After all of the noise from certain quarters about the “morality” of this fight taking place, the show—with the exception of some of that infamous London rain—went off without a hitch, surely the nightmare of the now seemingly irrelevant British Boxing Board of Control.
As for the fight itself, Chisora was able to only partially implement his strategy, which included walking Haye down and tiring him out for the later rounds. Chisora applied steady pressure, and Haye did seem to be tiring by round four, but Del Boy wasn’t busy enough and Haye actually outworked him, a big change from the Hayemaker’s recent fights where his punches were at a premium.
Haye loaded up on some big shots as Chisora came forward, though Del Boy blocked many of them with his high guard. Chisora attempted to change the flow in round three and went on the attack as the round ended, clocking Haye and wobbling him with a big left hand as the bell sounded. Haye recovered well in-between rounds, however, a testament to his superior conditioning.
Both men landed near-simultaneous hard right hands in round four, but Chisora appeared to be hurt more than Haye, and Del Boy backed off to the ropes, inviting Haye in. Haye landed a hard left, but Chisora spun around and turned the tables, smacking Haye in the face with a hard left jab.
In round five, Haye appeared to steal a page from world heavyweight champion Wladimir Klitschko’s stylebook, tying Chisora up and even pushing the bigger man around when he got too close.
Finally, Chisora got careless and Haye caught him with a huge left hand followed by a right.

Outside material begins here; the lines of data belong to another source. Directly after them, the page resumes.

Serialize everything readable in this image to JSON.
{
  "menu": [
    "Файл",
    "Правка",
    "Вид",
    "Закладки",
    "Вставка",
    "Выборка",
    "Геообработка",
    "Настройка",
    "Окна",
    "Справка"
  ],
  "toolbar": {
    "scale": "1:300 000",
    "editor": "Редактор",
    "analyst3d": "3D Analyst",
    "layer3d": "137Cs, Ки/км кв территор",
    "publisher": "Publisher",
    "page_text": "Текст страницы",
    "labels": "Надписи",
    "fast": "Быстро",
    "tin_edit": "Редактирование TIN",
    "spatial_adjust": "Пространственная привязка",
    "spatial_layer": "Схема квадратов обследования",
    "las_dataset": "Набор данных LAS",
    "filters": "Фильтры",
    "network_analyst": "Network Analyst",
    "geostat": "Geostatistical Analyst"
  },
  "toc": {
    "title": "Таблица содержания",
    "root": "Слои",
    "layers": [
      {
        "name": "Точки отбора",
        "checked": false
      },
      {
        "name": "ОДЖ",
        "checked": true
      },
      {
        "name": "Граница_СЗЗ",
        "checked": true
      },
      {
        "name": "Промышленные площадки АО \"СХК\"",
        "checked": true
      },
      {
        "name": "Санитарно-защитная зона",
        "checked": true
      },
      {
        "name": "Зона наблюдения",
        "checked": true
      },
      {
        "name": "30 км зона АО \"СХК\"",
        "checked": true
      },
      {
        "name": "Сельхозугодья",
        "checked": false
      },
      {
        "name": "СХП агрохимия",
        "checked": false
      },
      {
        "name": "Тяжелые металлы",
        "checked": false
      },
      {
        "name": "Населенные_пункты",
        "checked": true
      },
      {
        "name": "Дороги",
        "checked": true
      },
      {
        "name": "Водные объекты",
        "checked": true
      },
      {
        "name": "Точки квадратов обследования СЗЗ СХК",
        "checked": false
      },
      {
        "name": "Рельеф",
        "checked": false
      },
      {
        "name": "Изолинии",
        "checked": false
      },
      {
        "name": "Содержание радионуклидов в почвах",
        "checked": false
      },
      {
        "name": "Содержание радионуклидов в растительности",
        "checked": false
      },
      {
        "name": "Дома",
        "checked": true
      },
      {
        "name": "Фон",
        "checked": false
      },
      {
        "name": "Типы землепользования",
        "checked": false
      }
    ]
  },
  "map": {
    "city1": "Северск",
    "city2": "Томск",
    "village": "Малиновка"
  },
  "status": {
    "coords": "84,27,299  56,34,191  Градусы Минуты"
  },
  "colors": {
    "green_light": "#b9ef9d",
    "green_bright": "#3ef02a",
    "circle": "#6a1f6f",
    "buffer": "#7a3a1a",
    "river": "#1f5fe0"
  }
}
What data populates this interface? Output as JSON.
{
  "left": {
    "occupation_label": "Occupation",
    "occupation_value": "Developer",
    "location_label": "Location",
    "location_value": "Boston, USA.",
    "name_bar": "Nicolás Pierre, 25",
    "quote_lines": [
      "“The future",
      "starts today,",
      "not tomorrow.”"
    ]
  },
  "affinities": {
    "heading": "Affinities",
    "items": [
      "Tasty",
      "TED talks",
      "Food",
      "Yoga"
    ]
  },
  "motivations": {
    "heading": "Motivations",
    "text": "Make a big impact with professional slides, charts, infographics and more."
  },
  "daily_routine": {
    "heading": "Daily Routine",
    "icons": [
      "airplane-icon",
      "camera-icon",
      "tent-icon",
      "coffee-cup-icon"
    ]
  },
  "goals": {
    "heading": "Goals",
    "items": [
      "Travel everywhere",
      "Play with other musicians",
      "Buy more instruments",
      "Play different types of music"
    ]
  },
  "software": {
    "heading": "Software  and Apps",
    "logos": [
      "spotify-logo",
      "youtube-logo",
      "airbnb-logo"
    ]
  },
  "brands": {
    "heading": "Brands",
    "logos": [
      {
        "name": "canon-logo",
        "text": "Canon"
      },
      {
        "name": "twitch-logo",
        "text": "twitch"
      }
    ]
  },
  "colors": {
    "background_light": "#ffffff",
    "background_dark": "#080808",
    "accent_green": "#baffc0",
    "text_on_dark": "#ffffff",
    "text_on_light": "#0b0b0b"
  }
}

Chisora hit the mat for the first time in his career, but amazingly he got up and beat the count. A flurry from Haye sent Chisora back down, and he again beat the count, but referee Luis Pabon called the fight off, and Chisora didn’t protest.
With the win, David Haye picks up the WBO and WBA International heavyweight titles, but more importantly, he has upped his stock considerably from where it was when he meekly capitulated to Wladimir Klitschko last year.
“Dereck Chisora has one of the best–if not the best–chins I’ve ever seen in my life” said Haye after the fight.
“He’ll be champion one day, no doubt about it.”
After all the bad blood in the lead-up, both men shook hands and embraced after the fight.
“I owe David Haye $20,000,” Chisora said, a reference to the bet the two men made. The money will go to Haye’s favorite charity.
WBC champion Vitali Klitschko wasn’t able to stop Chisora earlier this year, though to be fair, he was fighting with a left shoulder injury for most of the night. Haye can now make the case that he should be the one to fight Vitali next, rather than the unknown Manuel Charr. One can imagine that any press conference held for Charr vs Vitali will be filled with questions as to why Klitschko isn’t fighting David Haye instead.
Not helping matters for the Klitschkos is the promise their manager Bernd Boente made–captured on film–promising a Klitschko shot to the winner of a “box-off” between Haye and Chisora.
Alternately, Haye could challenge WBA “regular” heavyweight champion Alexander Povetkin, and if he is successful, could force a rematch with WBA “super champion” Wladimir Klitschko.
There are many options open to Haye, so let’s hope he doesn’t disappear again, as there is no denying that the Hayemaker creates excitement in the heavyweight division like no-one else at the present time.